The strength of probabilism is seen in the description of “intrinsic solid probability.” Briefly put, the theory states that when people take a view on a debated moral issue based on “cogent but not necessarily conclusive reasons,” they are free to follow their conscience, even if all popes and theologians disagree. “Not necessarily conclusive” is the liberating nub of this: A person need not see the conservative view as ridiculous. She might even see it as possibly true, and yet her own reasons are not frivolous or self-serving and are of the sort that a reasonable person would consent to.

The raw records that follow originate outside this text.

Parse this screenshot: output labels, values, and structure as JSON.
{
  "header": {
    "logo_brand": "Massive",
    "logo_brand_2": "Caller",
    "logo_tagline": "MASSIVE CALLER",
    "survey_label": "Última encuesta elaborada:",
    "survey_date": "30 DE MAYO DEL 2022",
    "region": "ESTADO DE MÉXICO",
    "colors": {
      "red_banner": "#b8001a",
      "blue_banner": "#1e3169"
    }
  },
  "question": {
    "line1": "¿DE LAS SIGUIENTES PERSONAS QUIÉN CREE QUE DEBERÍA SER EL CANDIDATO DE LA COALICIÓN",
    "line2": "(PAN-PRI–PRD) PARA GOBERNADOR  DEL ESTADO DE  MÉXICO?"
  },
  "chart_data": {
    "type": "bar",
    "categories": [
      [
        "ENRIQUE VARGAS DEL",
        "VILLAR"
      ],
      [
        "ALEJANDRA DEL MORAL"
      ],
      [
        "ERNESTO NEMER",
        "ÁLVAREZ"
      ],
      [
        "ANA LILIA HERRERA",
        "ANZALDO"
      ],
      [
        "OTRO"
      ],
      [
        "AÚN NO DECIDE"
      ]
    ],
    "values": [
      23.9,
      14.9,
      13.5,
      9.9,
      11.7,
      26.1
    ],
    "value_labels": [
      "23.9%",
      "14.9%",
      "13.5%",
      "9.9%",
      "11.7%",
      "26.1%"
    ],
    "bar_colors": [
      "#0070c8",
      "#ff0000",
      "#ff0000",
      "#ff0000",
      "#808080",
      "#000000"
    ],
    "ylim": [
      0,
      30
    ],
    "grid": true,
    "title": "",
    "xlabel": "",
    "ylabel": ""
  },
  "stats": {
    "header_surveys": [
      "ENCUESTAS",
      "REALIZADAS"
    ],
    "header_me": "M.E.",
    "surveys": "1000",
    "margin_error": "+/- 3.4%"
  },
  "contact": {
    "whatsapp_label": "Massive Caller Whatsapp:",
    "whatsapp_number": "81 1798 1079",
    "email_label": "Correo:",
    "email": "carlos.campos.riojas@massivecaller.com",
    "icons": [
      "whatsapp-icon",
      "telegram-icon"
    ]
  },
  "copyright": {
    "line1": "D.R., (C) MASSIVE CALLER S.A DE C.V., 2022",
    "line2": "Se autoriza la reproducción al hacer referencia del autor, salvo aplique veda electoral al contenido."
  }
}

All religions are potentially cults that recoil from their own liberating insights. So, too, Catholicism. And yet probabilism is solidly Catholic. Carol Tauer, writing in the Jesuit Theological Studies in 1984, used probabilism to defend early abortions. Joseph Donceel, S.J., speaks with a Catholic voice when he says, “The embryo is certainly not a human person during the early stages of pregnancy, and consequently it is not immoral to terminate pregnancy during this time, provided there are serious reasons for such an intervention.” St. Antoninus, the eminent theologian and later archbishop of Florence, who was canonized a saint in 1523, was pro-choice on early abortions when needed to save a woman’s life, a large category in his day.
Come on, bishops, say a prayer to St. Antoninus, and stop lying. Catholicism is pro-choice.